Eddie was level with a window. Some on the walkway had been broken and repaired with cardboard, others had old sheets or towels draped across them for privacy, or were too filthy to see through. He caught the eyes of an old guy slumped in a chair but who had turned, twisted, then was on his feet.
The door beside the window opened. It must have been in Eddie’s face: two big words – per favore. He heard a key turn. The door wasn’t opened. For him to do it.
Eddie understood the survival instinct. Refuge given, but for him to open the door, and for him to determine whether it brought the dogs of hell into the old guy’s room. Nowhere else to go. He went inside.
Old blood on Salvatore’s face. New blood on the men confronting him. He had been slowed at the gate, they had been slowed by the washing slung across. Some items had been torn down when the cloth was across their faces. Women screamed and were in the walkway, collecting up what had been torn down. For dirtying washing, foot-soldiers of the clan could be abused, not for murder, not for selling narcotics or for intimidation, but for washing that had been dragged off the pegs and would have to be washed again.
Salvatore was allowed through the barred gate. He could have been let through immediately, but that was not the way power was exercised in Scampia. He was kept waiting on the pretence that an answer to a mobile was needed – bullshit. And amusing, too, the blood on his face. He saw men coming towards him. He recognised three of the four, knew where they had been and what their work was.
Incoherent ramblings greeted him. Then clarity.
Salvatore screamed.
His man was lost. Where? Above the scream, close to where he stood, a television was turned up loud and blasted out of a closed window. He had to scream to be heard above it: ‘Knock down every fucking door. Find him.’

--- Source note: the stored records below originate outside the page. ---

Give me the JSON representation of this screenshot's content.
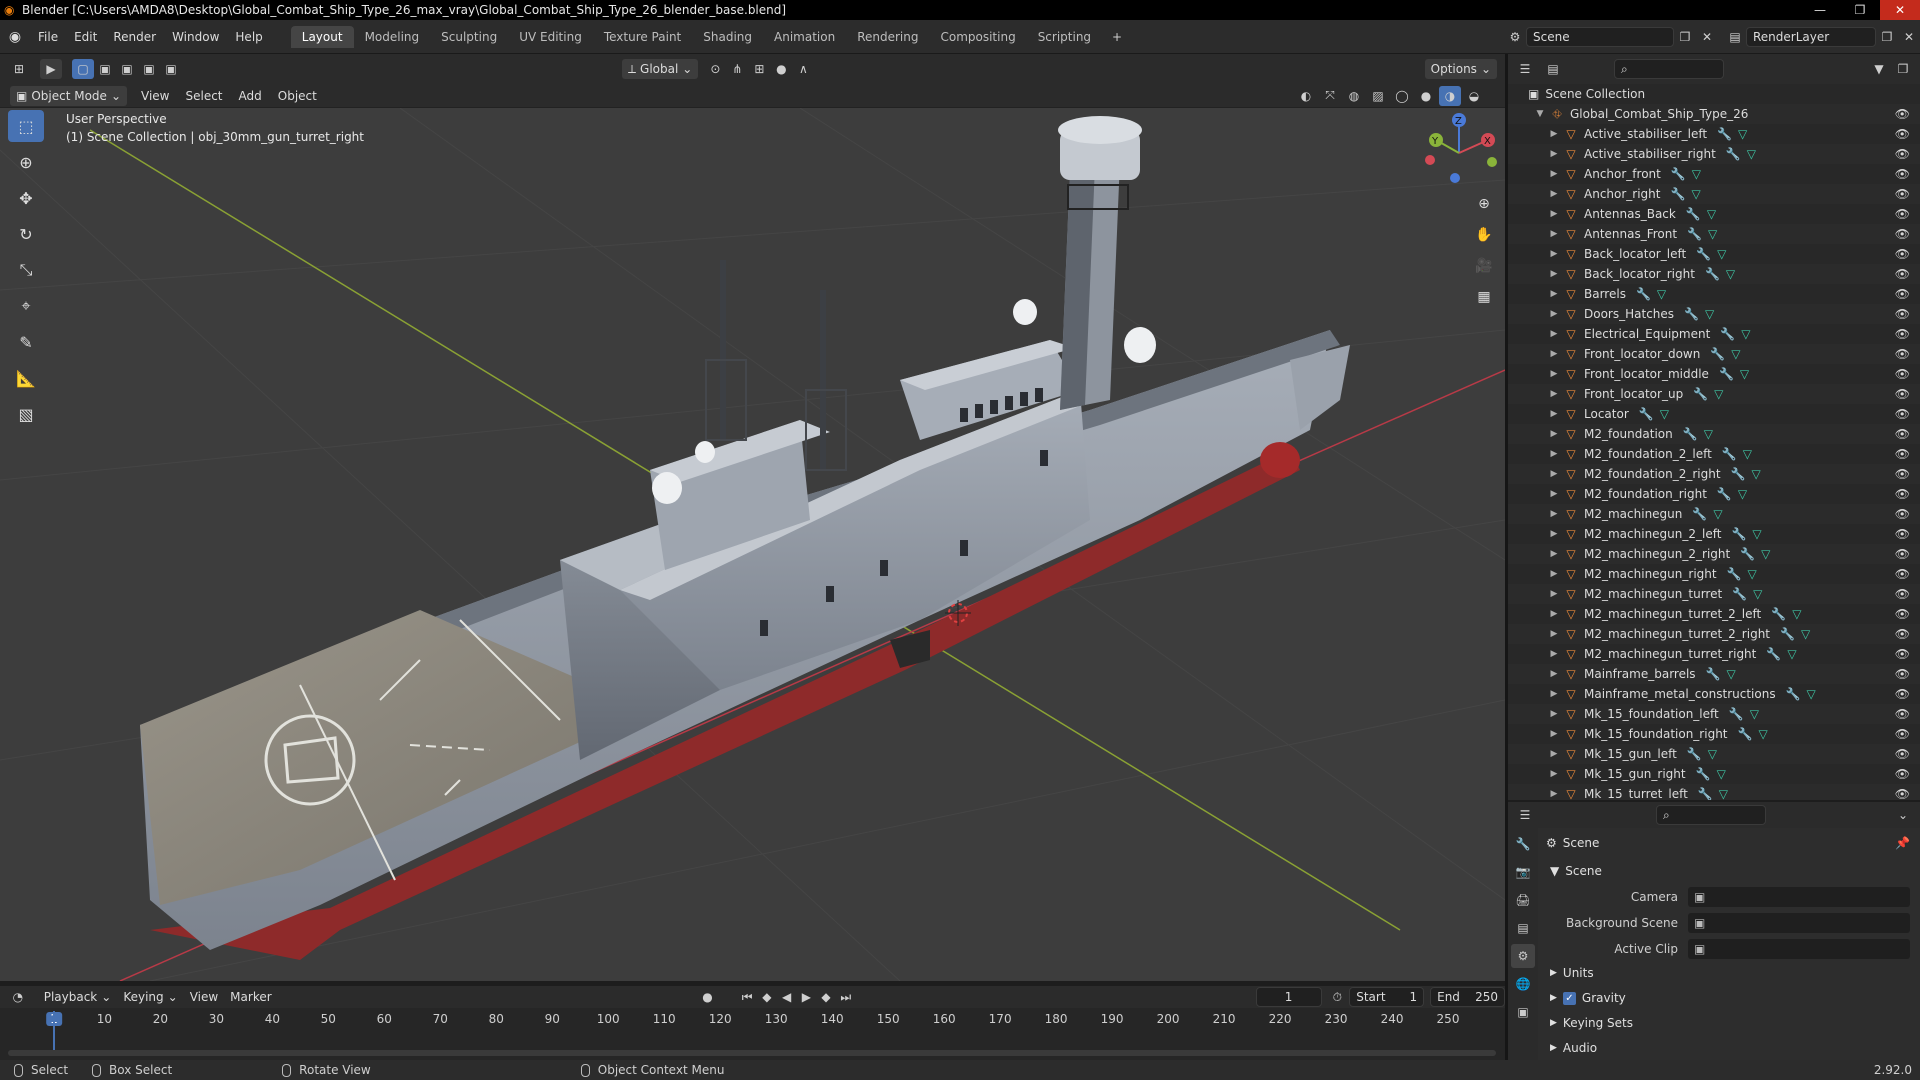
{
  "window": {
    "title": "Blender [C:\\Users\\AMDA8\\Desktop\\Global_Combat_Ship_Type_26_max_vray\\Global_Combat_Ship_Type_26_blender_base.blend]",
    "minimize": "—",
    "maximize": "❐",
    "close": "✕"
  },
  "menu": [
    "File",
    "Edit",
    "Render",
    "Window",
    "Help"
  ],
  "workspaces": [
    "Layout",
    "Modeling",
    "Sculpting",
    "UV Editing",
    "Texture Paint",
    "Shading",
    "Animation",
    "Rendering",
    "Compositing",
    "Scripting"
  ],
  "active_workspace": "Layout",
  "scene_selector": {
    "scene": "Scene",
    "render_layer": "RenderLayer"
  },
  "viewport_header": {
    "transform_orientation": "Global",
    "options_label": "Options",
    "mode": "Object Mode",
    "menus": [
      "View",
      "Select",
      "Add",
      "Object"
    ]
  },
  "viewport": {
    "perspective": "User Perspective",
    "collection_info": "(1) Scene Collection | obj_30mm_gun_turret_right",
    "gizmo_axes": {
      "x": "X",
      "y": "Y",
      "z": "Z"
    },
    "colors": {
      "background": "#3d3d3d",
      "grid": "#464646",
      "x_axis": "#b83a47",
      "y_axis": "#8aa134",
      "hull": "#8f96a0",
      "deck": "#8a857b",
      "waterline": "#a52a2a"
    }
  },
  "tools": [
    "select-box",
    "cursor",
    "move",
    "rotate",
    "scale",
    "transform",
    "annotate",
    "measure",
    "add-cube"
  ],
  "outliner": {
    "root": "Scene Collection",
    "collection": "Global_Combat_Ship_Type_26",
    "items": [
      "Active_stabiliser_left",
      "Active_stabiliser_right",
      "Anchor_front",
      "Anchor_right",
      "Antennas_Back",
      "Antennas_Front",
      "Back_locator_left",
      "Back_locator_right",
      "Barrels",
      "Doors_Hatches",
      "Electrical_Equipment",
      "Front_locator_down",
      "Front_locator_middle",
      "Front_locator_up",
      "Locator",
      "M2_foundation",
      "M2_foundation_2_left",
      "M2_foundation_2_right",
      "M2_foundation_right",
      "M2_machinegun",
      "M2_machinegun_2_left",
      "M2_machinegun_2_right",
      "M2_machinegun_right",
      "M2_machinegun_turret",
      "M2_machinegun_turret_2_left",
      "M2_machinegun_turret_2_right",
      "M2_machinegun_turret_right",
      "Mainframe_barrels",
      "Mainframe_metal_constructions",
      "Mk_15_foundation_left",
      "Mk_15_foundation_right",
      "Mk_15_gun_left",
      "Mk_15_gun_right",
      "Mk_15_turret_left"
    ]
  },
  "properties": {
    "context": "Scene",
    "panel": "Scene",
    "fields": [
      {
        "label": "Camera",
        "value": ""
      },
      {
        "label": "Background Scene",
        "value": ""
      },
      {
        "label": "Active Clip",
        "value": ""
      }
    ],
    "subpanels": [
      "Units",
      "Gravity",
      "Keying Sets",
      "Audio"
    ]
  },
  "timeline": {
    "menus": [
      "Playback",
      "Keying",
      "View",
      "Marker"
    ],
    "current_frame": "1",
    "start_label": "Start",
    "start": "1",
    "end_label": "End",
    "end": "250",
    "ticks": [
      "1",
      "10",
      "20",
      "30",
      "40",
      "50",
      "60",
      "70",
      "80",
      "90",
      "100",
      "110",
      "120",
      "130",
      "140",
      "150",
      "160",
      "170",
      "180",
      "190",
      "200",
      "210",
      "220",
      "230",
      "240",
      "250"
    ]
  },
  "statusbar": {
    "select": "Select",
    "box_select": "Box Select",
    "rotate_view": "Rotate View",
    "context_menu": "Object Context Menu",
    "version": "2.92.0"
  }
}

The handler of Delta465/Foxtrot had enjoyed his cake and coffee, had put the tapes given him into his briefcase and had wandered back to the office used by the service, a block in the Mussolini tradition that was behind the Posta e Telegrafi building and backed on to the piazza Carita.
He had wound fast through the picture images, had seen a clan leader whose image was perpetually on the database. He had seen a close-up of Carmine Borelli and his hood, Salvatore, both thrown up by computer recognition, and the three still frames that showed a hooded prisoner being frogmarched along the walkway – a front frame, a side frame, a back frame.